Lacking great ball-handling ability and blow-by quickness, Uthoff frequently fell back on his ability to get off shots from the midrange when looking to create for himself. Taking, but also making difficult spinning jump shots in the post, face-up one dribble jumpers moving away from the rim, one legged fadeaways from the midrange, and even 15-footers off of multiple rips throughs or fakes, Uthoff shot 45% in one-on-one situations, despite the high degree of difficulty of his attempts. It doesn't seem likely that Uthoff will be asked to create as heavily for himself at the next level, but his ability to potentially take smaller players in the post and his familiarity with making difficult shots over defenders could be a plus.
Aside from his jump shooting ability, Uthoff is a good, but not great finisher inside. He is not particularly comfortable scoring around defenders in close, and given that he isn't too quick off the dribble or creative in the air, he's limited when he can't build a head of steam and elevate right to the rim. Despite his limitations, Uthoff shot a respectable 59% around the rim in the half court last season, as he is noticeably more explosive when the defense doesn't divert him off his driving angle to the rim, and his knack for moving without the ball leads to some largely uncontested look inside.
Possessing a strong feel for the game, Uthoff posted the second lowest turnover rate among the 267 players that used over 500 possessions last season, due in some part to his shot selection, but also thanks to his patience and understanding of his role and limitations. He's not a prolific playmaker, but is a willing passer as well.
Defensively, Uthoff is a fairly unique player on paper. He was one of just eight NCAA players, and only two from high major conferences along with Chris Boucher, to play over 25 minutes per game and average over 1 steal and 3 blocks per-40 minutes pace adjusted. Uthoff may not be the quickest, longest, or most physically imposing defender, but he is a bit of a savant when it comes to contesting shots, showing impressive anticipation and a knack for getting his hand on the ball cleanly just as the opposing shooter is releasing it at and away from the rim.
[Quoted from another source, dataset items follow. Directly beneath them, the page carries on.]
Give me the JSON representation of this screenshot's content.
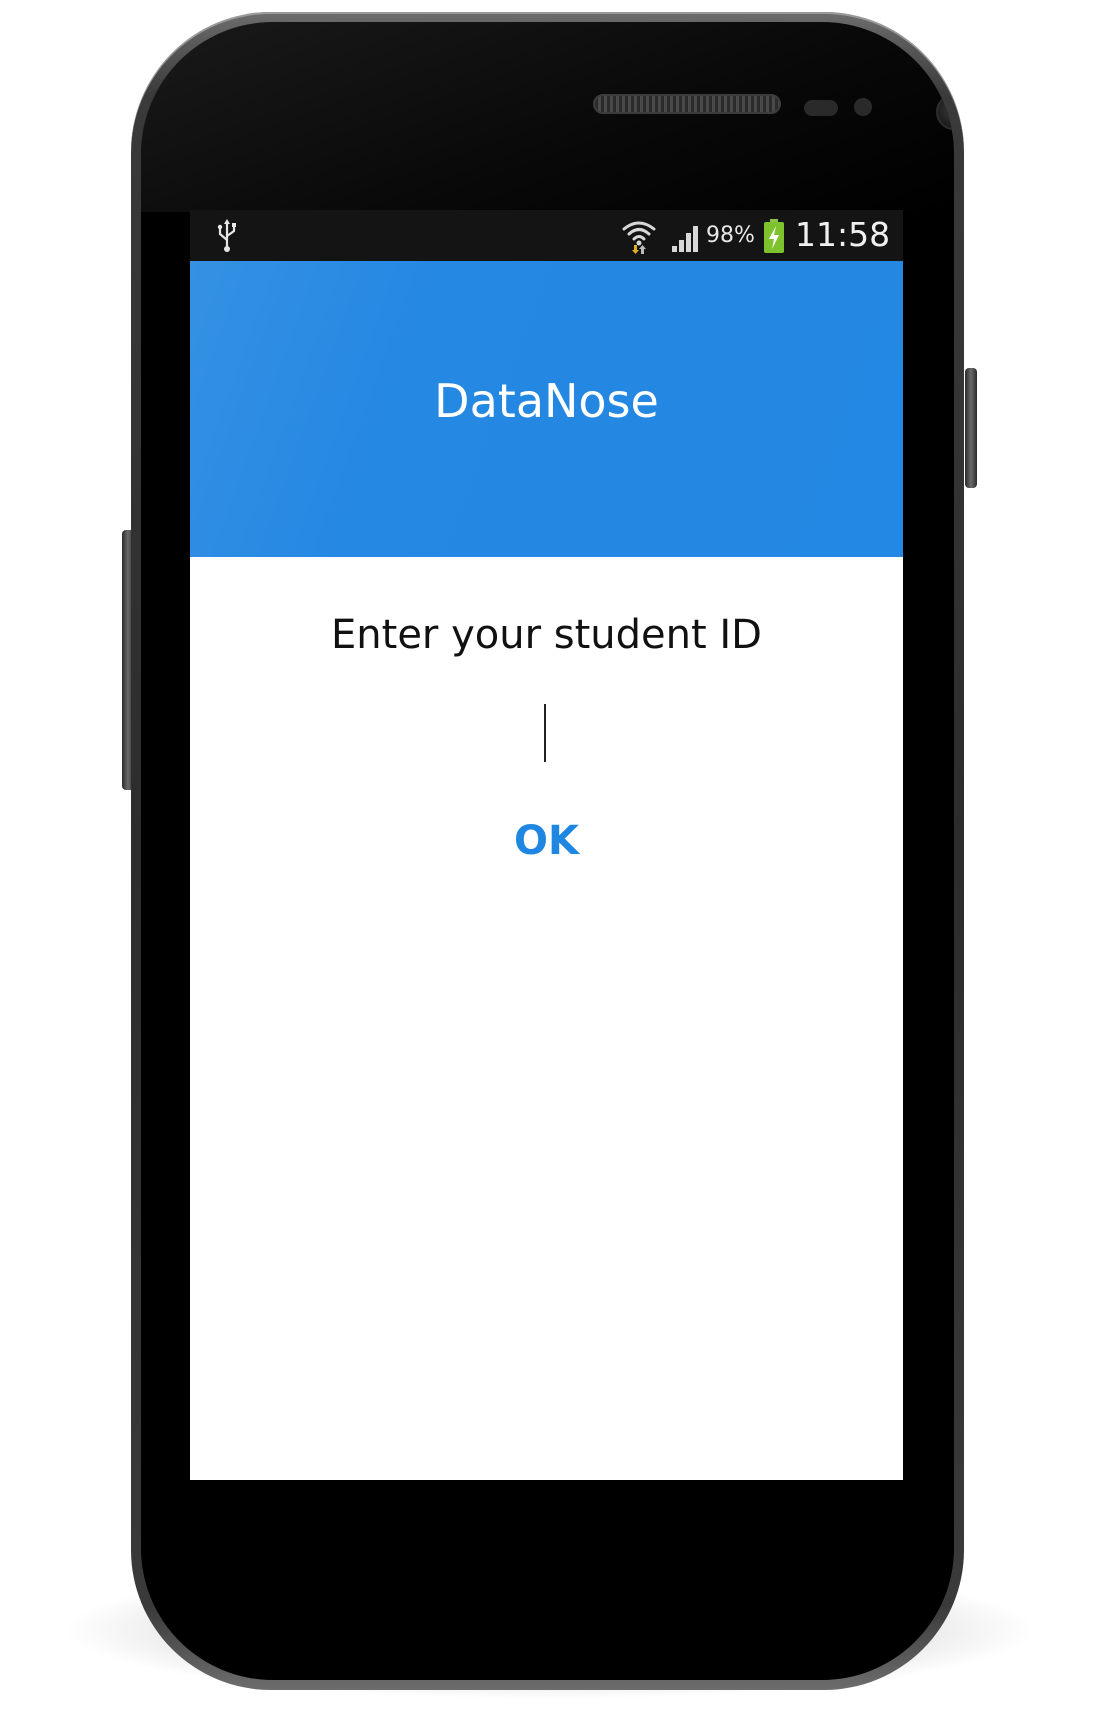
{
  "status_bar": {
    "battery_percent": "98%",
    "time": "11:58",
    "icons": [
      "usb-icon",
      "wifi-icon",
      "cell-signal-icon",
      "battery-charging-icon"
    ]
  },
  "app_bar": {
    "title": "DataNose",
    "color": "#2388E3"
  },
  "form": {
    "prompt": "Enter your student ID",
    "input_value": "",
    "ok_label": "OK",
    "ok_color": "#1F87E2"
  }
}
An engaged defender on the ball, Uthoff plays with good focus, and stays in position well, even if he doesn't get in the lowest stance or have a particularly stellar competitive streak. He isn't always very physical denying dribble penetration, but plays the ball to be sure he can get a hand up when his man looks to shoot, helping make up for his lack of freakish quickness. Off the ball, Uthoff isn't quite as reliable as he tends to lose his man and isn't particularly quick to recover. His strength wasn't a major concern at the college level as he did a decent job holding his ground defending the block and boxing out, but it will be interesting to see he fares as a pro against stronger power forwards. The same can be said about his ability to close out and keep quicker small forwards in front of him.
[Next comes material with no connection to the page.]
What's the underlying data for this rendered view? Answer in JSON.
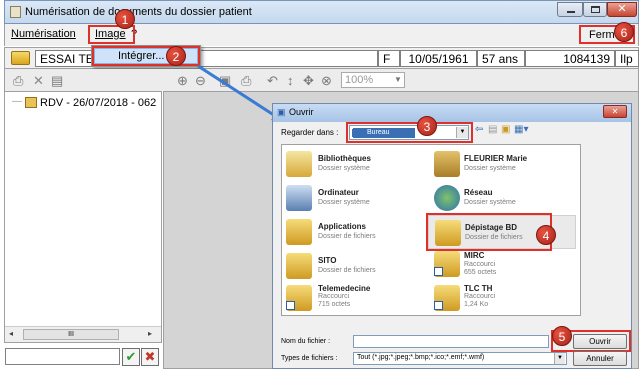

One of the breakout stars of the Big Ten this season, Jarrod Uthoff raised his profile considerably in the eyes of NBA scouts as a fifth year senior. The circuitous route he took to collegiate success means he'll be 23 most of his first season at the pro level, and his lack of great explosiveness and average mental toughness limits his upside to a degree, but his jump shot and perimeter skill level make him a player a team could look to invest in as a second round pick in the hopes he can grow into a roleplayer who can fill in at either forward position.